I wish Frenchmen travelled more. I wish they were more receptive of unflattering news. I wish they could realise the enormous distress with which civilised men everywhere, in New York and London as in Rome and Madrid, watch their fantastic dance over the broken body of Germany to absolute isolation in the world’s affairs.
XV
LATIN AMERICA AND THE LEAGUE
22.12.23
In my previous article I discussed the visit of King Alfonso to Rome, and the profound significance to France and the world in general of the conversations that must have taken place there between the Spanish and Italian dictators. Among other issues was the possibility of a Latin League, comprehending the two European peninsulas and Latin America. I return to this idea.
At the least it is an imaginative gesture on the parts of General de Rivera and Signor Mussolini on a higher creative level than anything we have had from European statecraft for some time. At the best it may be an opening of a way towards a real league of peoples for the preservation of the world’s peace.
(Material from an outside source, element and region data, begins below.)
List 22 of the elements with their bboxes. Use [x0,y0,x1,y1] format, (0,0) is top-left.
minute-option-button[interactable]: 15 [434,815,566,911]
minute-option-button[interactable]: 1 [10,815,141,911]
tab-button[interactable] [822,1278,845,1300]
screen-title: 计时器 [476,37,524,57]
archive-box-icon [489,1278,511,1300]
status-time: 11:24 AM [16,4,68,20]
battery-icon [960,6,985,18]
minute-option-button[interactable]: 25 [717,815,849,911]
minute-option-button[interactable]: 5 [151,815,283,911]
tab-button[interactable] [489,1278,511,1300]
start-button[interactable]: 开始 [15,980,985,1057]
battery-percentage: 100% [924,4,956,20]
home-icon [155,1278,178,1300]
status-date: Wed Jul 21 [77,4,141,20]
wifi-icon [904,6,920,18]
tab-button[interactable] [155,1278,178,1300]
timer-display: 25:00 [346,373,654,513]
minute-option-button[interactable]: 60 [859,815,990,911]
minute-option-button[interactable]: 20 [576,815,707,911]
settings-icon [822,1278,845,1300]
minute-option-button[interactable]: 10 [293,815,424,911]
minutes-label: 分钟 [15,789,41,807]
It is suggested that all these Latin peoples, who have so much in common, who are so admirably equipped for a common understanding and the achievement of a common destiny, should withdraw from that lamentable cul-de-sac of good intentions, the existing League of Nations, in order to group themselves together for collective action in the world’s affairs. Now that is a very hopeful idea. Let us see just how it might be extended. Suppose the British Empire also presently came out of the League in order to be free for a parallel and still more potent grouping with the United States of the English-speaking communities. It seems to me that in these rearrangements we should have two great steps made towards a real conference of the peoples of the earth.
The next step would be the entry of France into an association with these two groups. France, half northern and half Latin, would be free to relieve the world of its nightmare dream of La France Nègre, because it could find its security in a new Atlantic Association. It could deal with these two agglomerations as a necessary associate and link and intermediary; and Paris, so balanced, could remain a world centre instead of sinking to the level of a mere nationalist capital. That threefold grouping need have no fear of a Germany restored and a Russia reborn.